In short, things are not good and getting worse. So, it was with a mixture of joy and envy that I contemplate Ireland’s new bank holiday. If you’re reading this in Ireland, you’re likely blowing up a beach ball in preparation, or casually chatting to your dentist and GP over a punnet of steamed oysters. Bank holidays don’t really mean much to me since I work from home. Irish bank holidays even less because, again, I live in London. But I am pleased at the thought that my compatriots will have one more day to enjoy to themselves, and/or complain about not utilising because they have a stupid job like mine where such holidays simply don’t apply.

Telling my English friends about it has certainly been instructive, since they’re so beaten down by the enshittification of every aspect of life here, the idea of a new public holiday seems fizzily insane. They can, at least, content themselves with a special one-off public holiday this May, when the poorest rich country on Earth will spend tens of millions of pounds throwing gold at its new king. Last week, one former Royal householder told Sky News that “King Charles’s coronation will emphasise the cost-of-living crisis”. Rarely has a statement been so true, but for reasons other than those intended. 

Named for St Brigid — the patron saint of bending rushes until they look like the old RTÉ logo — this is a pleasingly localised bit of branding for what might be more officially termed “EU-mandated bank holiday #10” but no less romantic for it. I only submit we continue on this trend and rename all the bank holidays with similarly stirring monikers. St Brigid’s is the first bank holiday named after a woman, and I think this trend should continue at least once more. I therefore submit that January 1 be renamed the Enya bank holiday, in honour of a similarly mythic figure from Irish folkloric tradition, who has her birthday on the 17th of that month. 

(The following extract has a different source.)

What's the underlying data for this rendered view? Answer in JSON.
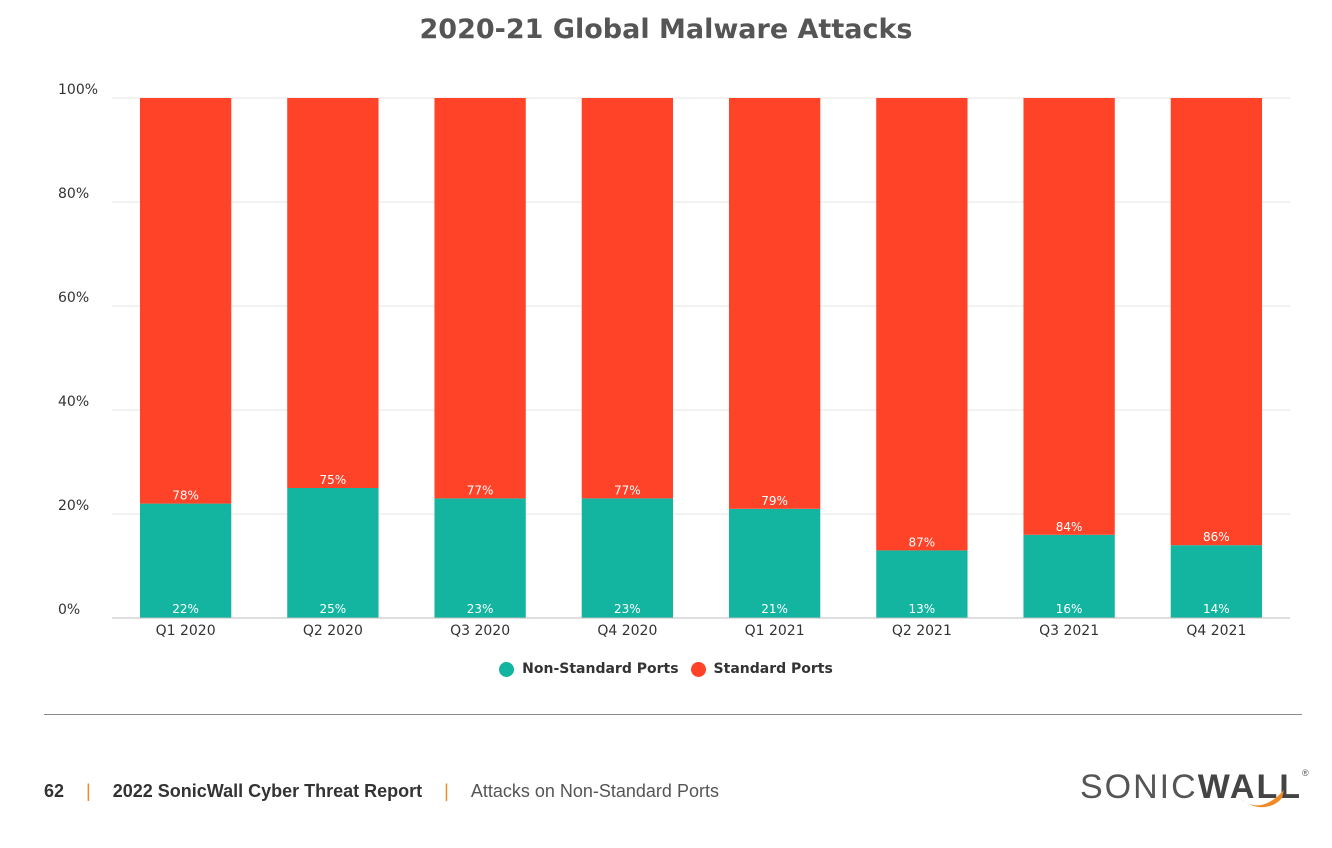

Just as St Brigid’s day is synonymous with Imbolc, October’s holiday should naturally be renamed Samhain, since it’s the Halloween bank holiday anyway and its intrinsic spookiness deserves to be codified into law. Similarly, the August bank holiday should be rebranded as Lúghnasa since it’s just too good a word not to use. We could even venerate the life and works of Brian Friel by instituting state-mandated dancing competitions for the occasion, and bring them into the 21st century by insisting every single Irish person broadcast their efforts on Tiktok, or else pay a fine that will be added to the budget surplus in the middle of a housing crisis.

Staying with literary titans, the June bank holiday might naturally seem smart to rename Bloomsday, which currently takes place 11 days later. I admit that a celebration of the day depicted in James Joyce’s Ulysses may seem a little too austere for those who are either not in Dublin, not avowed fans of modernist literature, or both, so I suggest we split this one up. I feel like a joint Bloomsday-Italia 90 bank holiday is one the whole nation can get behind, whether garbed in turn-of-the-century garments, or Opel-branded Irish kits. A good task it would be on that day, to cross Ireland without passing someone singing ‘Put ‘Em Under Pressure’.

Whatever we choose, 10 bank holidays are something to celebrate, and thoughts of my friends and family back home enjoying them will persist, whatever they’re called. Now if you’ll excuse me, I’m hoping to speak to my GP next Monday so I’d better get queuing now.